Mais il n’y a pas que des rixes ! Le cabaret offre des scènes plus calmes, plus joyeuses. Le prolixe Adriaen van Ostade dessine une certaine douceur de vivre dans « Une cour d’auberge » (1674) : si les paysans s’adonnent aux mêmes vices (cf. le regard aviné de l’homme au premier plan) le cadre est, disons, plus « bucolique » puisque les convives sont attablés sous une treille. Son frère, Isaac van Ostade (1621-1649) montre un ménétrier faisant danser, au son de son violon, un paysan quelque peu balourd sous l’œil goguenard d’autres paysans assis devant une vaste cheminée ! (« Scène de cabaret : ménétrier faisant danser un paysan », vers 1644).

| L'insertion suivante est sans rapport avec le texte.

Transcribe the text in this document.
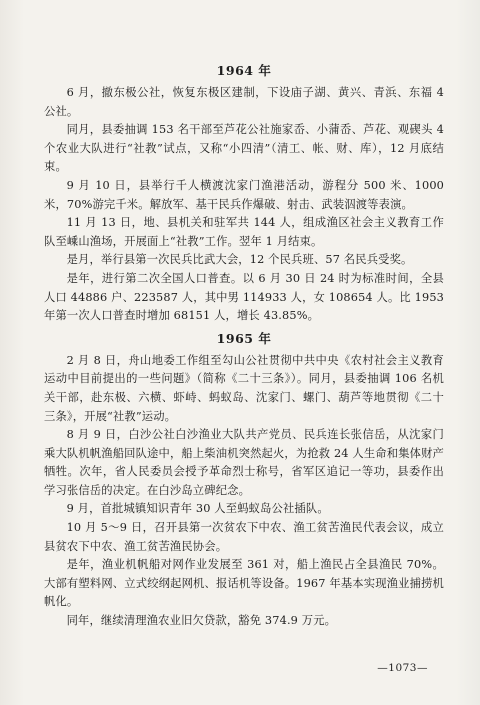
1964 年

6 月，撤东极公社，恢复东极区建制，下设庙子湖、黄兴、青浜、东福 4 公社。

同月，县委抽调 153 名干部至芦花公社施家岙、小蒲岙、芦花、观碶头 4 个农业大队进行“社教”试点，又称“小四清”（清工、帐、财、库），12 月底结束。

9 月 10 日，县举行千人横渡沈家门渔港活动，游程分 500 米、1000 米，70%游完千米。解放军、基干民兵作爆破、射击、武装泅渡等表演。

11 月 13 日，地、县机关和驻军共 144 人，组成渔区社会主义教育工作队至嵊山渔场，开展面上“社教”工作。翌年 1 月结束。

是月，举行县第一次民兵比武大会，12 个民兵班、57 名民兵受奖。

是年，进行第二次全国人口普查。以 6 月 30 日 24 时为标准时间，全县人口 44886 户、223587 人，其中男 114933 人，女 108654 人。比 1953 年第一次人口普查时增加 68151 人，增长 43.85%。

1965 年

2 月 8 日，舟山地委工作组至勾山公社贯彻中共中央《农村社会主义教育运动中目前提出的一些问题》（简称《二十三条》）。同月，县委抽调 106 名机关干部，赴东极、六横、虾峙、蚂蚁岛、沈家门、螺门、葫芦等地贯彻《二十三条》，开展“社教”运动。

8 月 9 日，白沙公社白沙渔业大队共产党员、民兵连长张信岳，从沈家门乘大队机帆渔船回队途中，船上柴油机突然起火，为抢救 24 人生命和集体财产牺牲。次年，省人民委员会授予革命烈士称号，省军区追记一等功，县委作出学习张信岳的决定。在白沙岛立碑纪念。

9 月，首批城镇知识青年 30 人至蚂蚁岛公社插队。

10 月 5～9 日，召开县第一次贫农下中农、渔工贫苦渔民代表会议，成立县贫农下中农、渔工贫苦渔民协会。

是年，渔业机帆船对网作业发展至 361 对，船上渔民占全县渔民 70%。大部有塑料网、立式绞纲起网机、报话机等设备。1967 年基本实现渔业捕捞机帆化。

同年，继续清理渔农业旧欠贷款，豁免 374.9 万元。

—1073—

Pour terminer la visite, retrouvons Cornelis Dusart et ses « Joueurs de quilles » (1688), motif traditionnel de la scène de kermesse, un temps de loisir fort apprécié ! Diverses scènes propres à ce genre de réjouissances occupent l’espace : au premier plan, bien évidemment le jeu de quilles (un joueur qui semble ivre jauge le coup à lancer alors qu’un autre s’apprête à lui donner un coup de pied !). Puis, au fur et à mesure, des petites scènes : des personnages attablés et buvant… d’autres dansant au son d’un violon… un couple s’enlaçant… d’autres encore, plus à l’arrière, se soulageant… de diverses façons ! Attitudes moqueuses voire outrancières, parfois grotesques qui peuvent faire penser à certains tableaux peints par les Brueghel ! Deux autres feuilles montrent les talents de l’artiste sous un jour différent : « Paysan tenant une cruche » et « Homme tenant une cruche et buvant dans un verre gradué ». La technique est plus raffinée : finesse du trait des costumes, utilisation de la sanguine pour les visages et les mains, rehauts de craie pour rendre la lumière.

La diversité de sujets traités met en scène le quotidien hollandais du Siècle d’or. Les études de figures présentent des personnages souvent bien campés, des personnages dans leur vie de tous les jours, d’autres se livrant à des plaisirs terrestres dont certains suscitent la réprobation. Ces études sont soit directement liées à une toile (voir notre chronique, Du dessin au tableau au siècle de Rembrandt), soit conçues pour être commercialisées. Il existe, en effet, une clientèle d’acheteurs/collectionneurs friande de ce type d’œuvres, certains d’entre eux prisant plus particulièrement les dessins aquarellés. Sans oublier que, si le dessin est un art apprécié, son apprentissage fait partie de l’éducation des élites !

Une belle exposition qui se visite avec plaisir grâce à une scénographie claire où tout est à portée du regard, offrant des explications pour chaque dessin ainsi qu’un encadrement à l’identique.